How I feel a couple hours after I have a good time at the naked men's spa is so much different. First, physically I'm tired. Getting fucked makes a man tired. I always am weak in the legs. And of course you have to be careful about BMs too. I know this is not glamorous, but it is reality.
Then I seem to always eat too much. Partially because if you are going to be a good bottom, you must starve for several hours and not eat for obvious reasons. But also I'm a stress eater.
Mentally, I go through many emotions. Guilt. Anger, fear, disgust. You just wonder what the hell makes you continue to be drawn to something that most would think was disgusting. Although many readers think it is the norm.
I will tell you I had time and could have went back for several hours today. I drove right by the place and kepty urges inside. My heart was beating fast as I drove by. I didn't know if I would turn around or not. There were more cars than last night. I know it would have been a good time.
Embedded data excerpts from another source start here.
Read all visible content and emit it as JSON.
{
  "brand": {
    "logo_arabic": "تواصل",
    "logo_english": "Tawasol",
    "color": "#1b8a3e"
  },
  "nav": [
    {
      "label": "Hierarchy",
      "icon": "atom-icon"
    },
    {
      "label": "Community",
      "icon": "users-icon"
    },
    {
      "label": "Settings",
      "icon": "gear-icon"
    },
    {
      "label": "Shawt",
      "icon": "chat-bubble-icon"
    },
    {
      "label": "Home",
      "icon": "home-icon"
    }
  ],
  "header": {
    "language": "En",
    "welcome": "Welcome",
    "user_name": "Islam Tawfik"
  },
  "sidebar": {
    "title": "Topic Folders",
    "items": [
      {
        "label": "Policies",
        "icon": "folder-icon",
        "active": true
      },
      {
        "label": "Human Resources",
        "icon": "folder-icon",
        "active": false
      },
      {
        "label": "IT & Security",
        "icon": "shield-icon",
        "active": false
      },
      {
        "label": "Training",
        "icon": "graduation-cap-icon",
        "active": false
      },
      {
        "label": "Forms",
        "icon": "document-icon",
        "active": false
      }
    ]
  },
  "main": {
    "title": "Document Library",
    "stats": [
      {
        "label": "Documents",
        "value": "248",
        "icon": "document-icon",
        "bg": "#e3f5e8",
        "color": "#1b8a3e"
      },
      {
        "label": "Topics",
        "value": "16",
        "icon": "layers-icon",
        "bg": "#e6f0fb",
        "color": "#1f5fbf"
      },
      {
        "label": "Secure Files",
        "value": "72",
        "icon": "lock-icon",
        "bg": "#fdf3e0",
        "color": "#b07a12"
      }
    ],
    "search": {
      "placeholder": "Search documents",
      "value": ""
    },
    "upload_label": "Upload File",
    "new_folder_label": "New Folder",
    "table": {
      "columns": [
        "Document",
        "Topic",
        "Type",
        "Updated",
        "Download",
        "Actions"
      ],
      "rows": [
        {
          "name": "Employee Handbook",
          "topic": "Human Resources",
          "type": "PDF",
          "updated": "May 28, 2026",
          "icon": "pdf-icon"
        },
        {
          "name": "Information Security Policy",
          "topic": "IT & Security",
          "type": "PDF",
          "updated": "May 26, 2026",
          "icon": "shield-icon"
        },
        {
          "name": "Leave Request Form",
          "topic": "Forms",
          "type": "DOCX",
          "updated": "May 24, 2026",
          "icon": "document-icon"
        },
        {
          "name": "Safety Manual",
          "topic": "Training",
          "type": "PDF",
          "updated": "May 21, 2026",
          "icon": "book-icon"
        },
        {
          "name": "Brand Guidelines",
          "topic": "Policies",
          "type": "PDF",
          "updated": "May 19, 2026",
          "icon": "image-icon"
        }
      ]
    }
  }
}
So. Discussion point. Why are we drawn to the sexual side of homosexuality?. I know that is not what it is ALL about. Many times I think it is because we don't have any other outlets. But then again. I did go to two gay bars this week as well. One, a guy propositioned me, but he fell Asleep before I told him it was safe to come over.
Why? Not just because it is fun. Why do most gay men reach to the sexual aspect so quickly? Emotion and love are a secondary thing it seems.